Jumat, 08 Maret 2013

Muhkam dan Mutasyabih


A.    Pengertian Muhkam dan Mutasyabih
Secara etimologi (bahasa), muhkam berarti suatu ungkapan yang maksud makna lahirnya tidak mungkin diganti atau diubah (maahkam Al-murad bib’an al-tabdil wa at-taghyir).
Muhkam diambil dari kata ihkâm, artinya kekokohan, kesempurnaan. Bisa bermakna, menolak dari kerusakan. Muhkam adalah ayat-ayat yang (dalâlah) maksud petunjuknya jelas dan tegas, sehingga tidak menimbulkan kerancuan dan kekeliruan pemahaman. Al-hukm berarti memutuskan perkara antara dua hal.
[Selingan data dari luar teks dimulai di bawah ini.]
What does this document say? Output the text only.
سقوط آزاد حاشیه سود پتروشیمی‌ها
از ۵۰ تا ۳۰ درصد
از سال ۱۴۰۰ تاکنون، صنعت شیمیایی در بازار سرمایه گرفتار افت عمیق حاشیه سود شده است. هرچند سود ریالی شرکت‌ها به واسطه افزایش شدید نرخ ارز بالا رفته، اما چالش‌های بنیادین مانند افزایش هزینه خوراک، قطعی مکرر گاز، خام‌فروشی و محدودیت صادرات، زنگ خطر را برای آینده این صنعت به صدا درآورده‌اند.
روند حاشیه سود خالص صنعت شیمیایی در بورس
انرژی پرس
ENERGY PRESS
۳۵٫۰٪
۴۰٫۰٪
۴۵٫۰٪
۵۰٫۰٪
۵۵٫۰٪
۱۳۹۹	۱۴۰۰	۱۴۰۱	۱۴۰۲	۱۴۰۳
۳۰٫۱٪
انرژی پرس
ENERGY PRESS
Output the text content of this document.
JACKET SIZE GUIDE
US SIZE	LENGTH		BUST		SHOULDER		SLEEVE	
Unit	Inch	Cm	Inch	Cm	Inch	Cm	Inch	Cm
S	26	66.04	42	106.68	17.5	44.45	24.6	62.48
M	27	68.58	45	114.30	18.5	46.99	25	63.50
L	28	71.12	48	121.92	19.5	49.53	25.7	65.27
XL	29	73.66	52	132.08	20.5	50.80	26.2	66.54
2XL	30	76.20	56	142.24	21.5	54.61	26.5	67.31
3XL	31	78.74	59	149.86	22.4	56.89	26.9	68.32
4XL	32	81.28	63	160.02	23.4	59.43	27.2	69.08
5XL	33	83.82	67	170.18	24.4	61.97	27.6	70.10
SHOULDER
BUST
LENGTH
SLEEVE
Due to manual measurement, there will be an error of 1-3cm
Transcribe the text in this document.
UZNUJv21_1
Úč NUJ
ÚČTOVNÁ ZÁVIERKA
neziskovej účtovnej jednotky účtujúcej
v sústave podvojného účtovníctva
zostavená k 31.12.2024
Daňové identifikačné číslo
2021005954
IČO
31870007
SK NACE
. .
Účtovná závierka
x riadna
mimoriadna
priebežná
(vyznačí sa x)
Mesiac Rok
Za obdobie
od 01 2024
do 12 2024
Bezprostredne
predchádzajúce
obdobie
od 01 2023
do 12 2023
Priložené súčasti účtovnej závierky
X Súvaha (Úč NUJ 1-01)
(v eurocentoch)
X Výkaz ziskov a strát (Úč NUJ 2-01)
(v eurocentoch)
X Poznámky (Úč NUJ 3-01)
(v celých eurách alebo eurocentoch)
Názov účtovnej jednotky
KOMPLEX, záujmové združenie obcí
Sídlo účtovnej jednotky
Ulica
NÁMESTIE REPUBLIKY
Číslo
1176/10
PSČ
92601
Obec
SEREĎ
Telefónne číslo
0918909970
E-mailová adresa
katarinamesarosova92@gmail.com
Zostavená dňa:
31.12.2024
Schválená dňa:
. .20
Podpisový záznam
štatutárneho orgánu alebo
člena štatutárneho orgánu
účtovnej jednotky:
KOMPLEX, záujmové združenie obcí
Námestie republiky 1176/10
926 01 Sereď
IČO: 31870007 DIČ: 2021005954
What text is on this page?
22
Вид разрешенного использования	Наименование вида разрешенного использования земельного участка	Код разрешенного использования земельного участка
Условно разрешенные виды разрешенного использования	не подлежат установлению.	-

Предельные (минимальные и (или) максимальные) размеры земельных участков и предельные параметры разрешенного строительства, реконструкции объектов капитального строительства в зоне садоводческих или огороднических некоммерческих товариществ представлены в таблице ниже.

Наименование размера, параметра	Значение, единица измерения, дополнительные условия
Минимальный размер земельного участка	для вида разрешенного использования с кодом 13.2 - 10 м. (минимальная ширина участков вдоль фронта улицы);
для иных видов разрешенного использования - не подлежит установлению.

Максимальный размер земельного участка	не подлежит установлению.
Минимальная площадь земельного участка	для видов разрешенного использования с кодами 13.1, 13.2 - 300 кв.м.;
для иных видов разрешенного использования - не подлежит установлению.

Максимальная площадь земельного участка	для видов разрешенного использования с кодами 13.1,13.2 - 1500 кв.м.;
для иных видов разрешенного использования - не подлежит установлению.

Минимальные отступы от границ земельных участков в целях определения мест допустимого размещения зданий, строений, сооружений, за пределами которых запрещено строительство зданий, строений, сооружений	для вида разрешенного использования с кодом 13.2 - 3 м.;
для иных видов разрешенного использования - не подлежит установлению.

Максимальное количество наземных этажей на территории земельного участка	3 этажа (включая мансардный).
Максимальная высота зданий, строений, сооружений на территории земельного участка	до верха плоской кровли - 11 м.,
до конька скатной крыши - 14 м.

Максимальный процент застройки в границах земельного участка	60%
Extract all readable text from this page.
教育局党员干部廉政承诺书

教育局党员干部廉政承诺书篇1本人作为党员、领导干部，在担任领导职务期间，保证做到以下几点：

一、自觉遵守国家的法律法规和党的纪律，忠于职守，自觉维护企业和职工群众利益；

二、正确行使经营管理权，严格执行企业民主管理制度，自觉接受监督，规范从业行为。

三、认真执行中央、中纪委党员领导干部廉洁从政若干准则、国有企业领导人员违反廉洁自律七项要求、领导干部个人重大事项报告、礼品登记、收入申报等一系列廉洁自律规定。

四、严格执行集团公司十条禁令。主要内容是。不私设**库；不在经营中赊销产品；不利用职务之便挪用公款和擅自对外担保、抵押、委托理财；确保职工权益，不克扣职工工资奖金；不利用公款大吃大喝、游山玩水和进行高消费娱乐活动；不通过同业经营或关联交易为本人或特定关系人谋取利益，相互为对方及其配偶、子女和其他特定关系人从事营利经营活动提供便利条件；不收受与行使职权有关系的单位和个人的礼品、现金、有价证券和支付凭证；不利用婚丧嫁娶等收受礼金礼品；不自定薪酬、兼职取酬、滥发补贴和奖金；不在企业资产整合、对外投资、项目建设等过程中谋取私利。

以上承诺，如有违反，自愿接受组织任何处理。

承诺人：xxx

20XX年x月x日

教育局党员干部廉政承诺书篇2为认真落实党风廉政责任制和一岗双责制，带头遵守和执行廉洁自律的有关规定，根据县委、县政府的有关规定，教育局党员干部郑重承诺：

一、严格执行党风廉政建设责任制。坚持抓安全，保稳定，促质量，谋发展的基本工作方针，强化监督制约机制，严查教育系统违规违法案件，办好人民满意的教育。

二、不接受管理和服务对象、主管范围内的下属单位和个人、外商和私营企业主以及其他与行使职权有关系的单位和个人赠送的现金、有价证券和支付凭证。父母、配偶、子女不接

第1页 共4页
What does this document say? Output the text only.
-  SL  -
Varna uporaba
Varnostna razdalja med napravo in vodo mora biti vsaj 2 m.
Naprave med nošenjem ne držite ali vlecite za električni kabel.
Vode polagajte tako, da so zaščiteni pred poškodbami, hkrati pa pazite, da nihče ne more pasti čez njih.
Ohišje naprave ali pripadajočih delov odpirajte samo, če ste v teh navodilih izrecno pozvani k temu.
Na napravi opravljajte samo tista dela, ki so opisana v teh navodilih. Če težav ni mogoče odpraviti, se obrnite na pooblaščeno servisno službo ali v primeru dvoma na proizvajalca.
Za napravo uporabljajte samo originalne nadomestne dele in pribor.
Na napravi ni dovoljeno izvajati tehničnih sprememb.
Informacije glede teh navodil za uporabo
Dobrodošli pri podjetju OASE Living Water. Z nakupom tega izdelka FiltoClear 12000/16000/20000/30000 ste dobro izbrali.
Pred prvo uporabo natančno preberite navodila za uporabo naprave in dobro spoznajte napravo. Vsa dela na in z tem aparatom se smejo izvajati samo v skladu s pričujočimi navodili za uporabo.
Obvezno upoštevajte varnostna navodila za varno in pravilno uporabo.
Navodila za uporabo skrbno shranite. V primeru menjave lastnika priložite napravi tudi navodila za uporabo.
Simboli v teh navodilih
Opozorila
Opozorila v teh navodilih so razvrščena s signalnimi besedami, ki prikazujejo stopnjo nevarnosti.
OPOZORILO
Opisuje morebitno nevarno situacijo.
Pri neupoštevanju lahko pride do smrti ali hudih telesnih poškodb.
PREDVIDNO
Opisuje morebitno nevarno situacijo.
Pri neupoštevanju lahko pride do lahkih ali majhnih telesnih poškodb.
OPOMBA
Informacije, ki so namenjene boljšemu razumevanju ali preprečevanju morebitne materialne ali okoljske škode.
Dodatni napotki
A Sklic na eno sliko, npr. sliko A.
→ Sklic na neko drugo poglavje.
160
Maka,hakim adalah orang yang mencegah dan memisahkan antara dua pihak yang bersengketa. Ihkam al-kalam berarti memperkuat perkataan dengan memisahkan berita yang benar dari yang salah. Jadi, kalam muhkam adala perkataan yang seperti itu sifatnya. Ayat-ayat seperti ini wajib diimani dan diamalkan isinya.
Adapun mutasyabih adalah ungkapan yang maksud makna lahirnya samar. Mutasyabih diambil dari kata tasyabaha-yatasyabahu, yang artinya keserupaan dan kesamaan, terkadang menimbulkan  kesamaran antara dua hal.Tashabaha ar-rajulani, dua orang saling menyerupai. Dalam istilah fiqih, seseorang menemukan kata subhat, artinya sesuatu barang atau perkara yag belum jelas kehalalannya dan keharamannya. Mutasyabih adalah ayat-ayat yang makna lahirnya bukanlah yang dimaksudkannya. Oleh  karena itu makna hakikinya dicoba dijelaskan dengan penakwilan. Bagi seorang muslim yang keimanannya kokoh,wajib mengimani dan tidak wajib mengamalkannya,dan tidak ada yang mengetahui takwil ayat-ayat iman mutasyabihat melainkan Allah swt.
Jadi dapat penulis simpulkan bahwa :
1)      Muhkam adalah ayat yang mudah diketahui maksudnya, sedangkan mutasyabih hanya Allah-lah yang mengetahui akan maksudnya.
2)      Muhkam adalah ayat yang dapat diketahui secara langsung, sedangkan mutashabih baru dapat diketahui dengan memerlukan penjelasan ayat-ayat lain.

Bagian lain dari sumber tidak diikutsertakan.